Acceptable Sacrifices

    • The Lord told Moses to give Aaron, his sons, and all the Israelites the following instructions. These instructions apply to Israelites as well as the foreigners living among them:

      • If you present a burnt offering to the Lord, whether it is as payment for a vow or a voluntary offering, the male cattle, sheep, or goat must not have any blemishes in order to be accepted. If you present something that has a defect, it will not be accepted.”
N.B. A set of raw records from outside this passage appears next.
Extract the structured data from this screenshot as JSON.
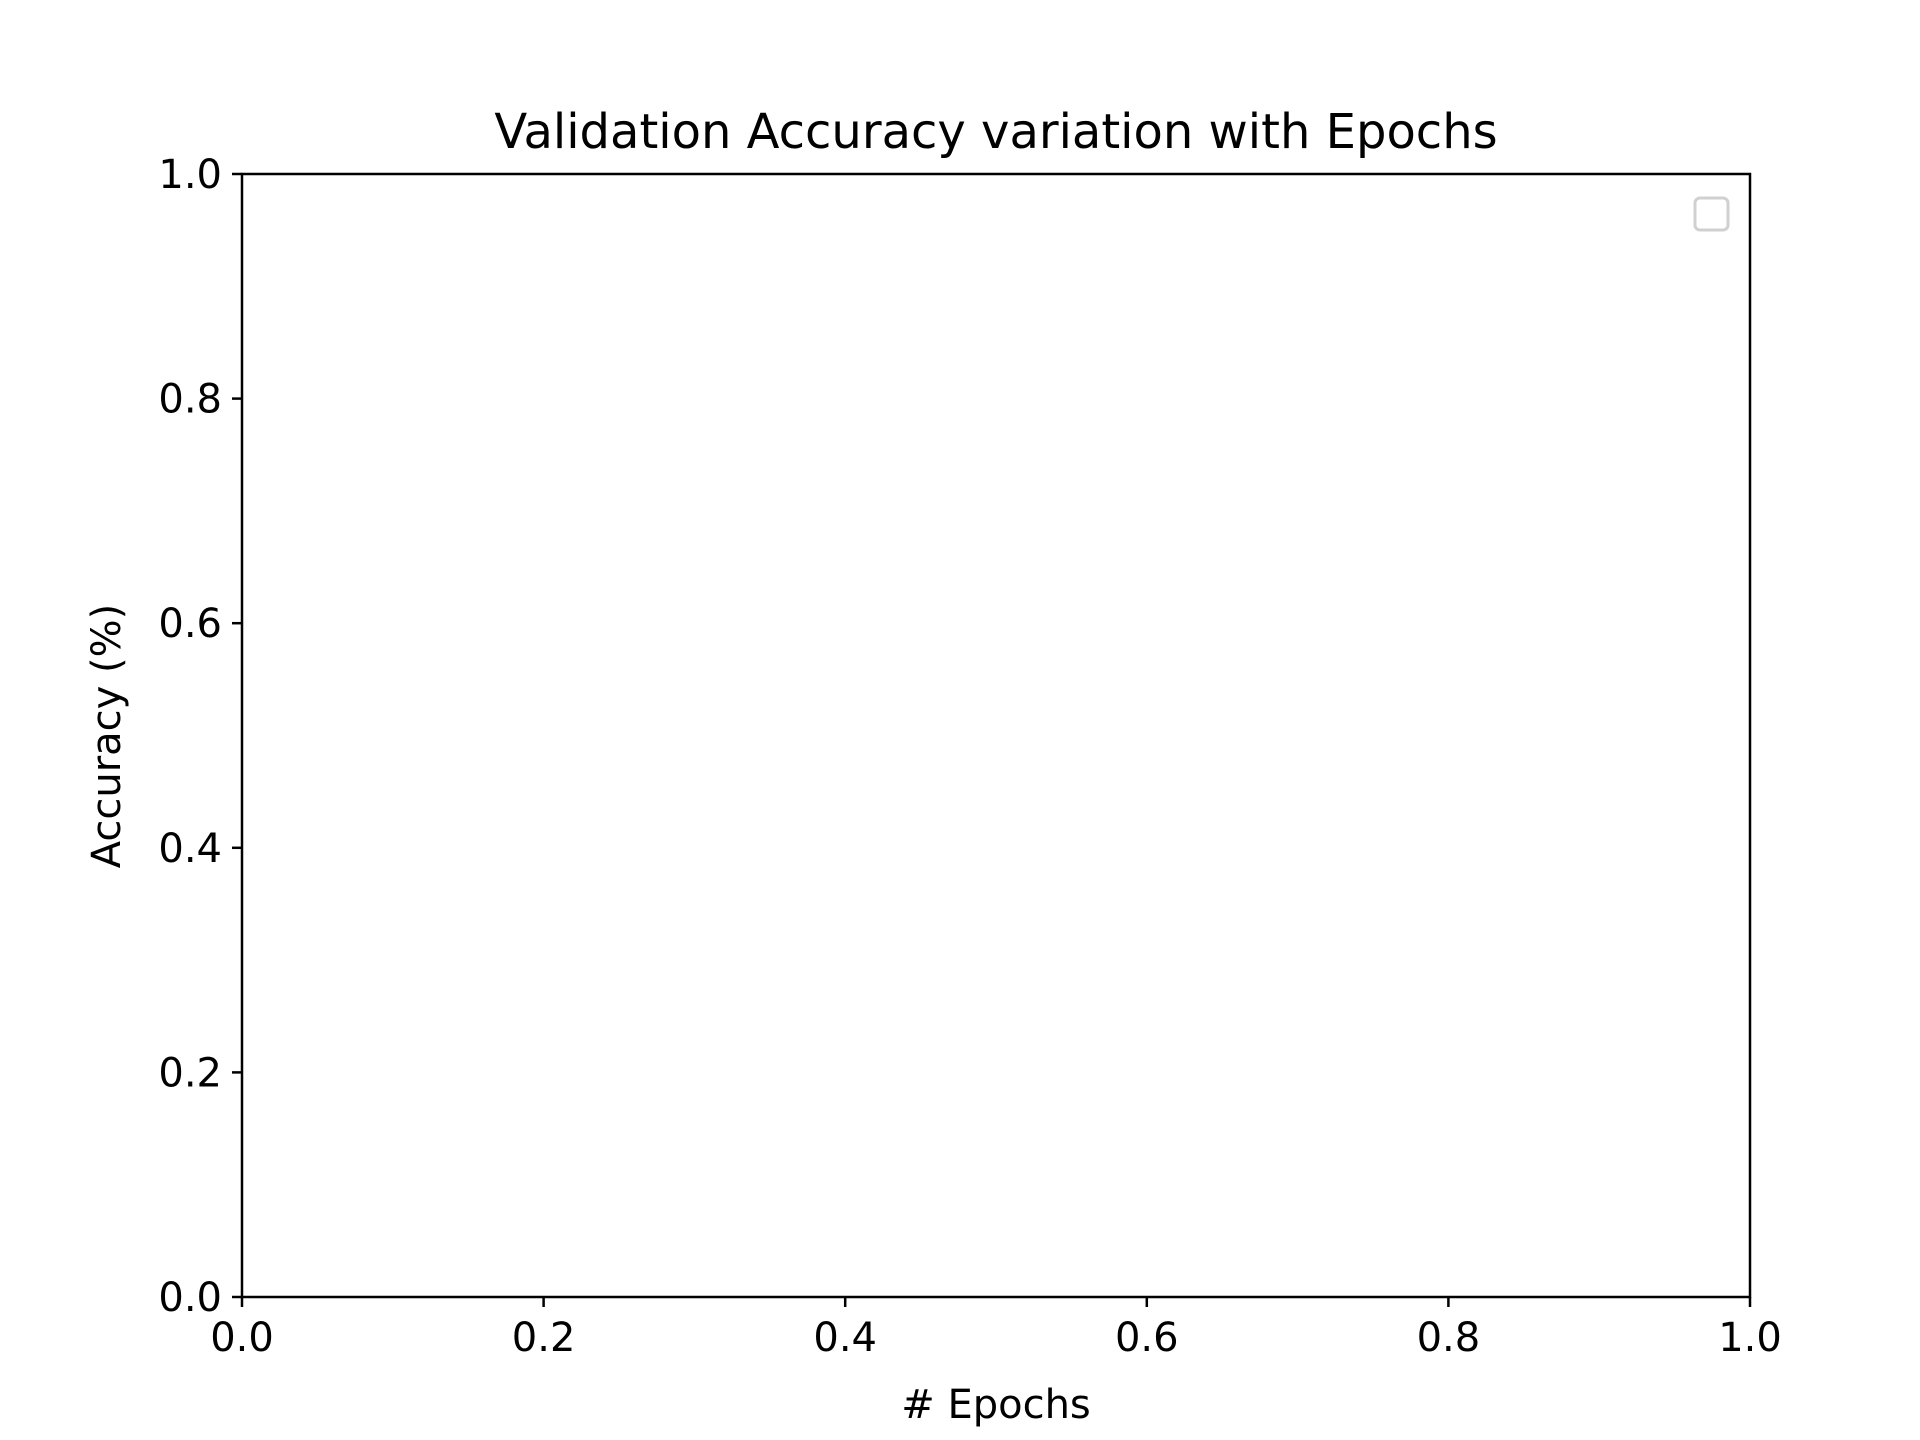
{
  "chart_data": {
    "type": "line",
    "title": "Validation Accuracy variation with Epochs",
    "xlabel": "# Epochs",
    "ylabel": "Accuracy (%)",
    "xlim": [
      0.0,
      1.0
    ],
    "ylim": [
      0.0,
      1.0
    ],
    "xticks": [
      "0.0",
      "0.2",
      "0.4",
      "0.6",
      "0.8",
      "1.0"
    ],
    "yticks": [
      "0.0",
      "0.2",
      "0.4",
      "0.6",
      "0.8",
      "1.0"
    ],
    "series": [],
    "grid": false,
    "legend": {
      "placement": "upper-right",
      "entries": []
    },
    "colors": {
      "axes": "#000000",
      "legend_border": "#d0d0d0",
      "background": "#ffffff"
    }
  }
}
        • Guzik writes, “Blemished or deformed animals were obviously unacceptable to the Lord, and the priests had a responsibility to make sure that the animals brought before them by the people were good enough to bring to the Lord. God didn’t want the cast-offs from the people; He had right to their best…Unfortunately, this practice was abused in the days of Jesus, where priests would disqualify an animal for an insignificant reason, and them require them to purchase an approved sacrificial animal at an exorbitant price (Matthew 21:12-13)…This also was a foreshadowing of Jesus, our perfect sacrifice. He was perfect in His nature as both God and man, perfect in His motive, perfect in His personality, perfect in His obedience, perfect in His sacrifice for sin on our behalf.”

      • If you present a peace offering to the Lord from either the herd or flock, whether it is as payment for a vow or voluntary, the animal must have no blemishes. The animal cannot be blind, crippled, injured, or have any warts, sores, or scabs, or have damaged testicles or have been castrated. Blemished animals can never be offered on the altar as a burnt offering to the Lord. If a bull or lamb has a leg that it either too long or too short, it can be offered as a voluntary offering, but not as payment for a vow. These animals will not be accepted because they are mutilated or defective.”

      • When an ox, sheep, or goat is born, it has to remain with its mother for 7 days. From the 8th day on it may be offered as a sacrifice. Do not slaughter a mother on the same day as you slaughter her offspring.”

      • When you offer an offering of thanksgiving, be sure you do it properly so that it will be accepted. Eat all of it on the same day that it is presented. None can be left over for the next day.”

      • Keep all My commandments. I am the Lord. Don’t profane My name. I display My holiness through the Israelite people. I am the Lord who rescued you from Egypt and I am the One who makes you holy.”